The organization recently sponsored a radio ad in one of the most most expensive and most watched state Senate races in the state, the District 35 races between GOP Sen. Jason Rapert and Democratic Rep. Linda Tyler, both of Conway. District 35 covers parts of Faulkner and Perry counties.
Like AFP, the Faith and Freedom Coalition is a nonprofit c-4-s and does not have to file campaign finance reports.
“There are still a lot of opportunities for us to make decisions with mail, with text messaging, with phone calls, and with radio,” Marx said, declining to say which legislative races the group is targeting.
Rapert has raised $186,400 and spent $81,270, according to campaign contribution and expenditure reports filed in September. Tyler has raised $122,560 and spent $75,450, according to the reports.
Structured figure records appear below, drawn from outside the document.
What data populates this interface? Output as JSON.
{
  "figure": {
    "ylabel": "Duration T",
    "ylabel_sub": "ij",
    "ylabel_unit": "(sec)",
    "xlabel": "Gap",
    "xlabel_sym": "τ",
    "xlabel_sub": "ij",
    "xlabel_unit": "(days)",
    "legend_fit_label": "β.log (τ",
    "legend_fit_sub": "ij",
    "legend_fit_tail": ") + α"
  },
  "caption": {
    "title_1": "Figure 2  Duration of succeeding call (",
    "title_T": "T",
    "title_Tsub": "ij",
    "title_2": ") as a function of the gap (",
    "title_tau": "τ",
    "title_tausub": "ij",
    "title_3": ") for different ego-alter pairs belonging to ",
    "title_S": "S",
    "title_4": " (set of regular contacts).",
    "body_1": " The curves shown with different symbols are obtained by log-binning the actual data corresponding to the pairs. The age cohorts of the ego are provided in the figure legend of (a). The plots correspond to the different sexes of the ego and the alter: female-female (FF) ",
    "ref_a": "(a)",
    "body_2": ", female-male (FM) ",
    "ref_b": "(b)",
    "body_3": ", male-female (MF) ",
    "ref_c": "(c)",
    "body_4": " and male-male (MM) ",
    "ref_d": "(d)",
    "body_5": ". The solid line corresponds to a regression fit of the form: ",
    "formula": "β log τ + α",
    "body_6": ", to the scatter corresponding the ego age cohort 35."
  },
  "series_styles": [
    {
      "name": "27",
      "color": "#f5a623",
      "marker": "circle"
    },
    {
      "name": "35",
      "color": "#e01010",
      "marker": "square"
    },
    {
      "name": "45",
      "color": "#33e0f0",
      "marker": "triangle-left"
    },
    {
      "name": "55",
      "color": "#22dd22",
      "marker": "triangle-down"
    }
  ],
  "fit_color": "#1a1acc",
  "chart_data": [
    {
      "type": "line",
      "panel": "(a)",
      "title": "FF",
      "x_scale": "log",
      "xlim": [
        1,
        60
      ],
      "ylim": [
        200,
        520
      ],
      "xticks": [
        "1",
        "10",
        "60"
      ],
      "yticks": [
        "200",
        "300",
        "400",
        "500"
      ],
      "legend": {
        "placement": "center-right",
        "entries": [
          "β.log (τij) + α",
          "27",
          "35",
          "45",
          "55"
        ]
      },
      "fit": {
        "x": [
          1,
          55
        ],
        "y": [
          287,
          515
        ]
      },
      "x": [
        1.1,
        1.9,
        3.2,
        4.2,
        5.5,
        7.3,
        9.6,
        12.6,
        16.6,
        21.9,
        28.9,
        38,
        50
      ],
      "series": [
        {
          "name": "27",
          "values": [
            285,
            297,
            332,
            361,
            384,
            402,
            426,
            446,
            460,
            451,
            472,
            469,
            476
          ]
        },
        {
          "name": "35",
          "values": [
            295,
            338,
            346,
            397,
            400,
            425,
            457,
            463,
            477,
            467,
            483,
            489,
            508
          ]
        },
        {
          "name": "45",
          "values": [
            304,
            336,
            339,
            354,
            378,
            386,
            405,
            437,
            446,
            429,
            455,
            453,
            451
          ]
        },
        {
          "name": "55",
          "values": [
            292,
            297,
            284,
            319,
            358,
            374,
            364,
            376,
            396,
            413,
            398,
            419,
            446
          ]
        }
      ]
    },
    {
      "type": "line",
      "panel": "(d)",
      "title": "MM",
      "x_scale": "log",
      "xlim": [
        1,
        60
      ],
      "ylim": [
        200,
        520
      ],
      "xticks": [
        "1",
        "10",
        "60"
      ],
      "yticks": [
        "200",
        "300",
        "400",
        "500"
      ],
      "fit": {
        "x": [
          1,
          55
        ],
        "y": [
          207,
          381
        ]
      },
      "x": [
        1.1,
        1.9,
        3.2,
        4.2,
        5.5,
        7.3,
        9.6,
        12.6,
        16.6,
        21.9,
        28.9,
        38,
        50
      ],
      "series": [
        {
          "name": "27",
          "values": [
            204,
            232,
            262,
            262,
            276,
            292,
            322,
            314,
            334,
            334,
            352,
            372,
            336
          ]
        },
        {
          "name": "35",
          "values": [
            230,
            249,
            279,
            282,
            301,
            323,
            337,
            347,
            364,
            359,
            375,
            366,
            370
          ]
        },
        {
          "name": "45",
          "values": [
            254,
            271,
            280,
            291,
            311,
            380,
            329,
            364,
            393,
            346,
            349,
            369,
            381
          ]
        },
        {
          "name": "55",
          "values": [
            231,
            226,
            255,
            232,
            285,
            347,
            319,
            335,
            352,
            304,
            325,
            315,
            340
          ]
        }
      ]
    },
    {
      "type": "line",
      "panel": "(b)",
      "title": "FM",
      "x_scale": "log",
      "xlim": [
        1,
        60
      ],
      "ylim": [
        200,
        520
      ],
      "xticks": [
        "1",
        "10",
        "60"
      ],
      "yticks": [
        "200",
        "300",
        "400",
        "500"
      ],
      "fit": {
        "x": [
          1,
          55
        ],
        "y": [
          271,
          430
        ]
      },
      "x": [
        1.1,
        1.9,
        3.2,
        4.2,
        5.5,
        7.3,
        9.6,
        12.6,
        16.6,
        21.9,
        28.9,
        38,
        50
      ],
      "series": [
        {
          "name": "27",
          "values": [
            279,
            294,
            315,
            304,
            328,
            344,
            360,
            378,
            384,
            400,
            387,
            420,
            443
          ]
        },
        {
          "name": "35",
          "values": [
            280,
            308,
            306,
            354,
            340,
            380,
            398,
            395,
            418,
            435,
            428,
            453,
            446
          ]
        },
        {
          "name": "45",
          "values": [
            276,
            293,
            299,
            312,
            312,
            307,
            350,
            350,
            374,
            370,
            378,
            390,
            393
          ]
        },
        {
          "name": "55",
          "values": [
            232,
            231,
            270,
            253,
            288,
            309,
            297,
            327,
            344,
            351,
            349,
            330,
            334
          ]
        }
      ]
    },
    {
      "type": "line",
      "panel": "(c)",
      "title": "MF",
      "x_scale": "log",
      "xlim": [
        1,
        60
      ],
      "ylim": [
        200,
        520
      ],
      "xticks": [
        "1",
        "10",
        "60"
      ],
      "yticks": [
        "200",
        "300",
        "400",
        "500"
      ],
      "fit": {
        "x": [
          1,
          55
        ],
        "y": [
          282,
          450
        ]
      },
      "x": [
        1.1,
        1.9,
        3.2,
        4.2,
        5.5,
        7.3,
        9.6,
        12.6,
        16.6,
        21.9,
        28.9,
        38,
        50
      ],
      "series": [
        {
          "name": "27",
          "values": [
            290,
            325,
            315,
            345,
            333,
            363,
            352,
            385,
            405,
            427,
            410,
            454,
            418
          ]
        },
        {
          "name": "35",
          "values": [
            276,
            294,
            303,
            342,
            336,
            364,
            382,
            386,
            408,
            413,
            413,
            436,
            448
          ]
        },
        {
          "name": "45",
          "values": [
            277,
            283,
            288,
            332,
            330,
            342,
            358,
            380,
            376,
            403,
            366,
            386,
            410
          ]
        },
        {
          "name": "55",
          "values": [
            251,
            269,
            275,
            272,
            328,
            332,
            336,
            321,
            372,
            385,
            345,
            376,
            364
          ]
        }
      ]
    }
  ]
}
An influx of out-of-state money aiding Republicans prompted formation earlier this year of the Naturally Blue PAC to raise money for Democrats targeted by the national groups.
In a news release announcing its efforts in support of Copenhaver’s House campaign, Nate Looney, president and board chairman of Naturally Blue charged that “a number of out-of-state groups … are trying to buy local races in Arkansas.”
Naturally Blue said it planned a statewide phone bank Tuesday to raise more funds for Copenhaver’s campaign.